This year has been a very rough one on the international trade markets and the markets have been very volatile with companies and investors both withdrawing capital from the listings and new listings i.e. the IPOs (Initial Public Offering) are suffering from huge losses or drop in their stock prices.

The investors have been shying away from the IPOs this year which is a result of the stock prices drop in the evergreen stocks like Apple Inc., S&P 500 and to some extent even Berkshire Hathaway of Warren Buffet. 2019 is proving to be a record year for U.S. venture capital investment – with $55 billion raised through the first half – well above the mid-point for 2018, which ultimately saw $116 billion raised – close to the record $120 billion raised in 2000, according to the PWC MoneyTree Report.
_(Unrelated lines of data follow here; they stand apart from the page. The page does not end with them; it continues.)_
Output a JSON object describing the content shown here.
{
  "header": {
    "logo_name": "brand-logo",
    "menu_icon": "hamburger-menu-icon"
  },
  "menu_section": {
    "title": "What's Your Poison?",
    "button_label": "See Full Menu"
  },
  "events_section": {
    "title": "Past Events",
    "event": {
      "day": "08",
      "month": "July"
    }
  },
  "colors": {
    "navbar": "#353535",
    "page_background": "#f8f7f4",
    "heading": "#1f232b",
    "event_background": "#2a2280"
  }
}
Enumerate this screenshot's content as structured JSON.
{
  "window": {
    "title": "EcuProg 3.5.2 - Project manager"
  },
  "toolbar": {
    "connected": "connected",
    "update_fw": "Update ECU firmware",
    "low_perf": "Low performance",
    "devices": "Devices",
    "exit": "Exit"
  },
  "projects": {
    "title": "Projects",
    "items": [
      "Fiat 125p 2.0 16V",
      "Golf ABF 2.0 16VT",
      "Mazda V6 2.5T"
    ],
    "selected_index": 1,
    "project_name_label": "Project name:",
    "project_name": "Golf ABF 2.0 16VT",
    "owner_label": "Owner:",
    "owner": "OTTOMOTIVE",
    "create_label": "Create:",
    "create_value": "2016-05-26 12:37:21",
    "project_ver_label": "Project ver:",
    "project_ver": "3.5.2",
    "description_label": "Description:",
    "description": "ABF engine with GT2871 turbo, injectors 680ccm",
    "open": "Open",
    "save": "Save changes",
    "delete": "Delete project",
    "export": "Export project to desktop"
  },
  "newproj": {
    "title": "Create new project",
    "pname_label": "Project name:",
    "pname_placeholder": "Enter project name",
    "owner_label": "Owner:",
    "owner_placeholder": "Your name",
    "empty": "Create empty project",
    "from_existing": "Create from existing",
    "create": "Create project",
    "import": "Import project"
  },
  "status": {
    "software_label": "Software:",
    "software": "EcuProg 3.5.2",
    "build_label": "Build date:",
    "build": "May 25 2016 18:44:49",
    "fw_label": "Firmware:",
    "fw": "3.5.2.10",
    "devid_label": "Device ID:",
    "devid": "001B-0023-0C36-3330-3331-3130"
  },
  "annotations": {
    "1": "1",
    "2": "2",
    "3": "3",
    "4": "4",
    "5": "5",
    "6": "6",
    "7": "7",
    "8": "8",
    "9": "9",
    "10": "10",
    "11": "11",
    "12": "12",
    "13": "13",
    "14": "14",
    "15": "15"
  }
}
But will that flood of VC money keep pouring in if the companies disappoint investors after they go public? That disappointment must be growing. shares of technology start-ups and other companies that went public in the U.S. this year are trading roughly 5% above, on average, their prices at their initial public offerings, well short of the 18% gain in the S&P 500 index, reported the Wall Street Journal. These relatively low gains in the IPOs are mostly due to the China-United States trade war which has affected the global markets massively.

Not all of the 158 companies which have raised $53.1 billion on U.S. exchanges this year are poor performers. What makes the difference between Uber and Lyft, which have punished investors who bought into their IPOs by falling 29% and 50%, respectively and the winners like Pinterest and Zoom Video which have risen 11% and 23%, respectively, since their IPOs is the market approach towards these IPOs.